Alder first bombed during his third or fourth show. He was angry, but he says quitting was never an option.

“Too many comics blame the audience, which is stupid,” he says. “You have to acknowledge when a joke doesn’t land. The audience needs to understand that you recognize it, or else it will be awkward.”

Alder does his best to help other comics while paying his dues. He appears in shows hosted by fellow comedians and offers them a spot in his local productions. He first produced “Homegrown” at Local 506, which featured two-to-three-minute acts for local comedians. However, low attendance forced him to move elsewhere. In November 2017, he produced “The Sunday Show” at Hillsborough’s Mystery Brewing, but when the brewery closed down, he moved it across town to Yonder Bar. (Disclosure: The author of this story co-owns Yonder.) The showcase features a diverse, local lineup of eight comics, mostly members of the local scene.

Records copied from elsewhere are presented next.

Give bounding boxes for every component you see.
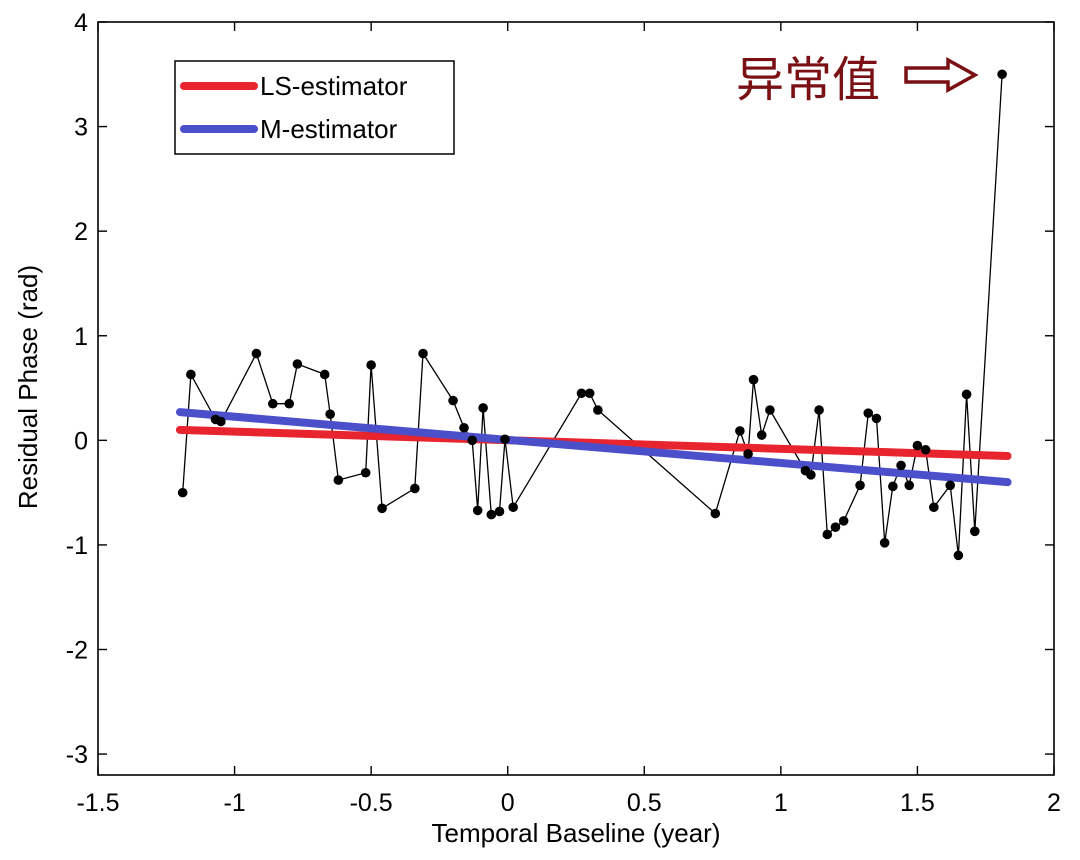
legend: LS-estimator M-estimator bbox=[174, 60, 455, 155]
data-point bbox=[584, 388, 595, 399]
data-point bbox=[904, 480, 915, 491]
y-tick-label: 2 bbox=[74, 218, 88, 246]
data-point bbox=[756, 430, 767, 440]
fit-line-ls-estimator bbox=[175, 425, 1012, 461]
data-point bbox=[508, 502, 518, 513]
y-tick-label: 3 bbox=[74, 114, 88, 142]
data-point bbox=[888, 481, 898, 492]
data-point bbox=[945, 480, 956, 491]
data-point bbox=[325, 409, 335, 419]
x-tick-label: -1.5 bbox=[76, 789, 119, 817]
data-point bbox=[961, 389, 972, 400]
data-point bbox=[871, 413, 882, 424]
data-point bbox=[333, 475, 344, 485]
x-axis-title: Temporal Baseline (year) bbox=[431, 818, 720, 848]
data-point bbox=[459, 422, 469, 433]
outlier-arrow-icon bbox=[904, 57, 979, 93]
data-point bbox=[486, 509, 497, 520]
y-tick-label: -2 bbox=[66, 637, 88, 665]
data-point bbox=[360, 467, 371, 478]
data-point bbox=[896, 460, 906, 471]
data-point bbox=[478, 403, 488, 413]
data-point bbox=[410, 483, 420, 494]
data-point bbox=[177, 487, 188, 498]
data-point bbox=[830, 522, 841, 532]
data-point bbox=[292, 359, 303, 369]
data-point bbox=[467, 435, 478, 446]
y-tick-label: 4 bbox=[74, 9, 88, 37]
data-point bbox=[472, 505, 483, 516]
data-point bbox=[822, 529, 833, 540]
x-tick-label: 2 bbox=[1047, 789, 1061, 817]
data-point bbox=[576, 388, 587, 399]
legend-label-ls-estimator: LS-estimator bbox=[260, 71, 408, 101]
y-tick-label: 1 bbox=[74, 323, 88, 351]
data-point bbox=[284, 398, 295, 409]
data-point bbox=[186, 369, 196, 380]
data-point bbox=[216, 416, 226, 427]
data-point bbox=[418, 348, 428, 359]
x-tick-label: 1.5 bbox=[900, 789, 935, 817]
data-point bbox=[743, 449, 753, 459]
series-layer bbox=[175, 69, 1012, 561]
y-axis-title: Residual Phase (rad) bbox=[13, 265, 43, 509]
y-tick-label: -3 bbox=[66, 741, 88, 769]
axes-layer: -1.5 -1 -0.5 0 0.5 1 1.5 2 -3 -2 -1 0 1 2 3 4 bbox=[66, 9, 1061, 817]
data-point bbox=[500, 434, 510, 445]
data-point bbox=[710, 508, 721, 519]
legend-label-m-estimator: M-estimator bbox=[260, 114, 398, 144]
outlier-annotation-text: 异常值 bbox=[736, 52, 880, 108]
x-tick-label: 0 bbox=[501, 789, 515, 817]
data-point bbox=[806, 470, 816, 480]
data-point bbox=[912, 440, 923, 451]
data-point bbox=[953, 550, 964, 561]
x-tick-label: -0.5 bbox=[350, 789, 393, 817]
data-point bbox=[319, 369, 330, 380]
data-point bbox=[748, 374, 759, 385]
fit-line-m-estimator bbox=[175, 408, 1012, 487]
data-point bbox=[765, 405, 775, 415]
data-point bbox=[879, 538, 890, 548]
data-point bbox=[855, 480, 865, 491]
x-tick-label: 1 bbox=[774, 789, 788, 817]
y-tick-label: 0 bbox=[74, 427, 88, 455]
y-tick-label: -1 bbox=[66, 532, 88, 560]
data-point bbox=[920, 444, 931, 455]
data-point bbox=[814, 405, 824, 415]
data-point bbox=[969, 526, 980, 537]
data-point bbox=[494, 506, 505, 517]
x-tick-label: -1 bbox=[223, 789, 245, 817]
data-point bbox=[268, 398, 278, 409]
data-point bbox=[929, 502, 939, 513]
data-point bbox=[735, 426, 745, 436]
data-point bbox=[838, 516, 849, 526]
data-point bbox=[593, 405, 603, 415]
data-point bbox=[997, 69, 1007, 80]
plot-frame bbox=[97, 21, 1055, 776]
data-point bbox=[377, 503, 387, 514]
legend-box bbox=[174, 60, 455, 155]
data-point bbox=[251, 348, 262, 359]
data-point bbox=[366, 360, 376, 370]
outlier-annotation: 异常值 bbox=[736, 52, 979, 108]
data-point bbox=[448, 395, 458, 406]
data-point bbox=[863, 408, 874, 418]
x-tick-label: 0.5 bbox=[627, 789, 662, 817]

“Overall, the scene in the Triangle is more supportive than competitive,” Alder says. “Everybody wants everybody else to do better. It’s not at all cutthroat. If you’re putting in the work—going to open mics, appearing in other people’s shows—you’ll make it.”

Alder’s Sunday Show rounds out a long week. As host, part of his job is to greet and mingle with the audience, as well as ensure the comfort of the other comedians. When the lights have dimmed, he greets the room by asking for a show of hands.

“Raise your hand if this is your first time to The Sunday Show,” he instructs.

About twenty hands go up.

“Now raise your hands if you have never been to The Sunday Show before.”

A few more hands.

“That number should be the same,” he tells them. 

Uproarious laughter. 

With the crowd warmed up, Alder launches into an eight-minute set to kick off the evening. 

Once again, he tries the vaccination joke. It’s the same joke. But this time, for whatever reason, it kills.